MOVE was a loosely-knit, mostly African American group whose members all adopted the surname Africa, advocated a "back-to-nature" lifestyle and preached against technology. In 1985, members of the group began broadcasting profane anti-government messages via loudspeaker over the rooftops of their middle class neighborhood in an effort to free nine members who had been convicted of killing a police officer.

MOVE’s neighbors complained of constant harassment, that the stench of human and animal feces was overwhelming the neighborhood, and that MOVE members frequently brandished weapons.

One morning in 1985 police tried to serve arrest warrants for four MOVE members, reporting they were met with gunfire. They fired back, touching off a 90-minute gun battle.  By the end of the day, the police resorted to using explosives in an attempt to remove a fortified bunker on the MOVE rooftop and started a fire that burned an entire city block to the ground. That fire destroyed 61 row houses, and left 250 people homeless. Of the 11 people killed in the fire, five were children.
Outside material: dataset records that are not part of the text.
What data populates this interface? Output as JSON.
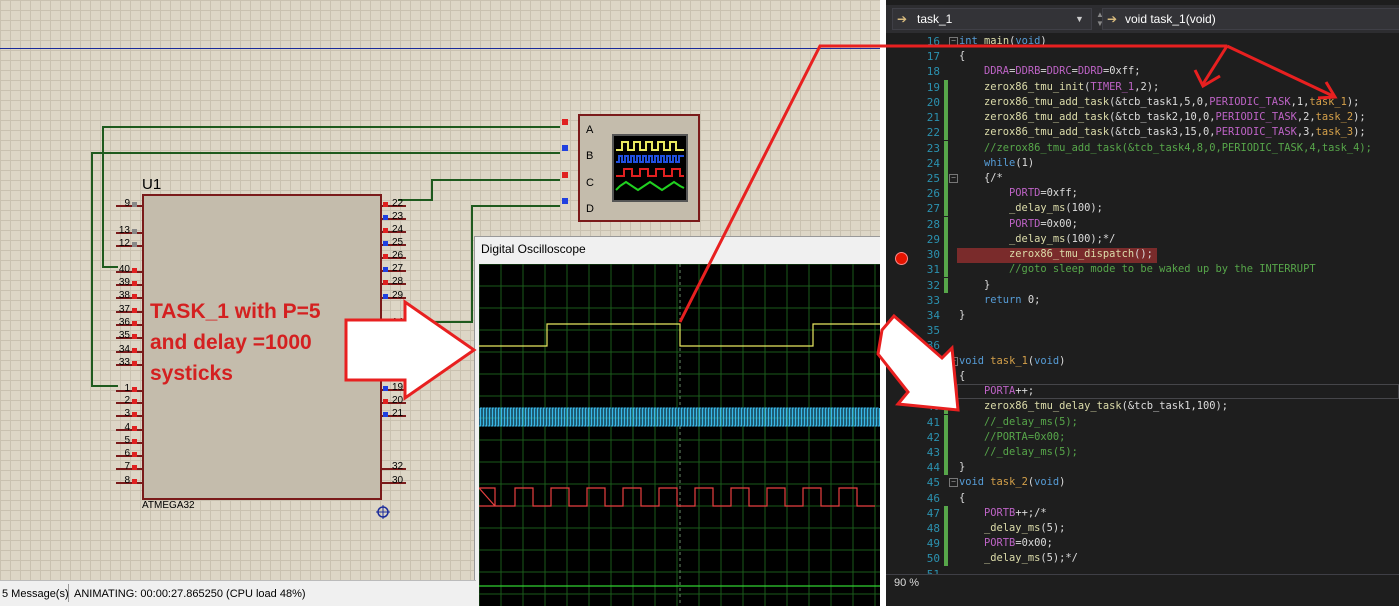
{
  "simulator": {
    "chip_ref": "U1",
    "chip_name": "ATMEGA32",
    "left_pins": [
      "9",
      "13",
      "12",
      "40",
      "39",
      "38",
      "37",
      "36",
      "35",
      "34",
      "33",
      "1",
      "2",
      "3",
      "4",
      "5",
      "6",
      "7",
      "8"
    ],
    "right_pins": [
      "22",
      "23",
      "24",
      "25",
      "26",
      "27",
      "28",
      "29",
      "14",
      "19",
      "20",
      "21",
      "32",
      "30"
    ],
    "scope_channels": [
      "A",
      "B",
      "C",
      "D"
    ],
    "annotation": [
      "TASK_1 with P=5",
      "and delay =1000",
      "systicks"
    ]
  },
  "oscilloscope": {
    "title": "Digital Oscilloscope",
    "colors": {
      "channel_a": "#e8e860",
      "channel_b": "#3ab8e8",
      "channel_c": "#e84040",
      "channel_d": "#30d030"
    }
  },
  "status": {
    "messages": "5 Message(s)",
    "animating": "ANIMATING: 00:00:27.865250 (CPU load 48%)"
  },
  "editor": {
    "scope_dropdown": "task_1",
    "function_dropdown": "void task_1(void)",
    "zoom": "90 %",
    "lines": [
      {
        "n": "16",
        "t": "int main(void)"
      },
      {
        "n": "17",
        "t": "{"
      },
      {
        "n": "18",
        "t": "    DDRA=DDRB=DDRC=DDRD=0xff;"
      },
      {
        "n": "19",
        "t": "    zerox86_tmu_init(TIMER_1,2);"
      },
      {
        "n": "20",
        "t": "    zerox86_tmu_add_task(&tcb_task1,5,0,PERIODIC_TASK,1,task_1);"
      },
      {
        "n": "21",
        "t": "    zerox86_tmu_add_task(&tcb_task2,10,0,PERIODIC_TASK,2,task_2);"
      },
      {
        "n": "22",
        "t": "    zerox86_tmu_add_task(&tcb_task3,15,0,PERIODIC_TASK,3,task_3);"
      },
      {
        "n": "23",
        "t": "    //zerox86_tmu_add_task(&tcb_task4,8,0,PERIODIC_TASK,4,task_4);"
      },
      {
        "n": "24",
        "t": "    while(1)"
      },
      {
        "n": "25",
        "t": "    {/*"
      },
      {
        "n": "26",
        "t": "        PORTD=0xff;"
      },
      {
        "n": "27",
        "t": "        _delay_ms(100);"
      },
      {
        "n": "28",
        "t": "        PORTD=0x00;"
      },
      {
        "n": "29",
        "t": "        _delay_ms(100);*/"
      },
      {
        "n": "30",
        "t": "        zerox86_tmu_dispatch();"
      },
      {
        "n": "31",
        "t": "        //goto sleep mode to be waked up by the INTERRUPT"
      },
      {
        "n": "32",
        "t": "    }"
      },
      {
        "n": "33",
        "t": "    return 0;"
      },
      {
        "n": "34",
        "t": "}"
      },
      {
        "n": "35",
        "t": ""
      },
      {
        "n": "36",
        "t": ""
      },
      {
        "n": "37",
        "t": "void task_1(void)"
      },
      {
        "n": "38",
        "t": "{"
      },
      {
        "n": "39",
        "t": "    PORTA++;"
      },
      {
        "n": "40",
        "t": "    zerox86_tmu_delay_task(&tcb_task1,100);"
      },
      {
        "n": "41",
        "t": "    //_delay_ms(5);"
      },
      {
        "n": "42",
        "t": "    //PORTA=0x00;"
      },
      {
        "n": "43",
        "t": "    //_delay_ms(5);"
      },
      {
        "n": "44",
        "t": "}"
      },
      {
        "n": "45",
        "t": "void task_2(void)"
      },
      {
        "n": "46",
        "t": "{"
      },
      {
        "n": "47",
        "t": "    PORTB++;/*"
      },
      {
        "n": "48",
        "t": "    _delay_ms(5);"
      },
      {
        "n": "49",
        "t": "    PORTB=0x00;"
      },
      {
        "n": "50",
        "t": "    _delay_ms(5);*/"
      },
      {
        "n": "51",
        "t": ""
      }
    ]
  }
}
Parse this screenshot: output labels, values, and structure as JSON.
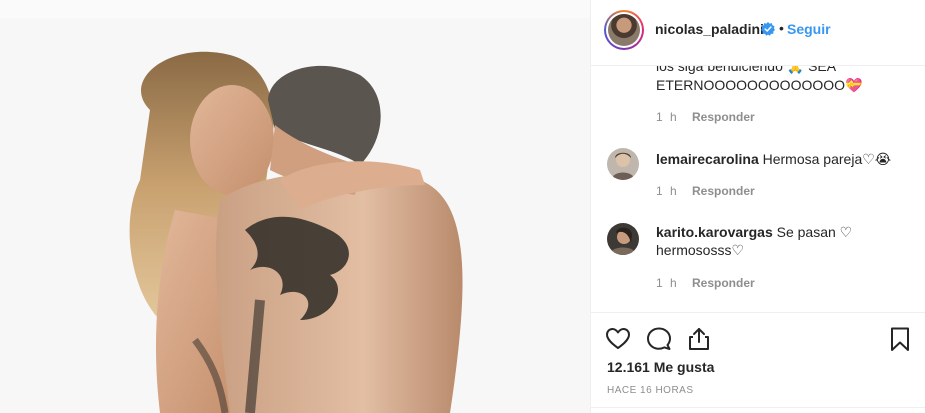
{
  "post": {
    "username": "nicolas_paladini",
    "separator": "•",
    "follow_label": "Seguir",
    "photo_alt": "post-photo"
  },
  "comments": {
    "partial_line_1": "los siga bendiciendo 🙏 SEA",
    "partial_line_2": "ETERNOOOOOOOOOOOOO💝",
    "partial_time": "1 h",
    "reply_label": "Responder",
    "items": [
      {
        "user": "lemairecarolina",
        "text": "Hermosa pareja♡😭",
        "time": "1 h",
        "reply": "Responder"
      },
      {
        "user": "karito.karovargas",
        "text_line_1": "Se pasan ♡",
        "text_line_2": "hermososss♡",
        "time": "1 h",
        "reply": "Responder"
      }
    ]
  },
  "footer": {
    "likes": "12.161 Me gusta",
    "time_ago": "HACE 16 HORAS"
  },
  "icons": {
    "like": "heart-outline-icon",
    "comment": "comment-bubble-icon",
    "share": "share-upload-icon",
    "save": "bookmark-icon",
    "verified": "verified-badge-icon"
  },
  "colors": {
    "link_blue": "#3897f0",
    "verified_blue": "#3897f0",
    "muted": "#8e8e8e",
    "text": "#262626",
    "border": "#efefef"
  }
}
There will also be two shorts.

CIA + LSD = things are out of hand—Shot in the style of a 50s documentary meant to scare kids straight the movie provides a history of the CIA s investigations of LSD as a tool for national defense.

Norah is "Listener #684448"—a civil servant in a futuristic, oppressive regime where thought and emotion are regulated by "protocol".  She dutifully records the secrets and suppressed longings of the collective psyche of the city, until a "Talker" reveals a plot and Norah is forced to make a decision. Mahri Holt is a locally-based (Oakland) film maker who recently graduated from SF State Grad school.  She will be at the screening to discuss her film.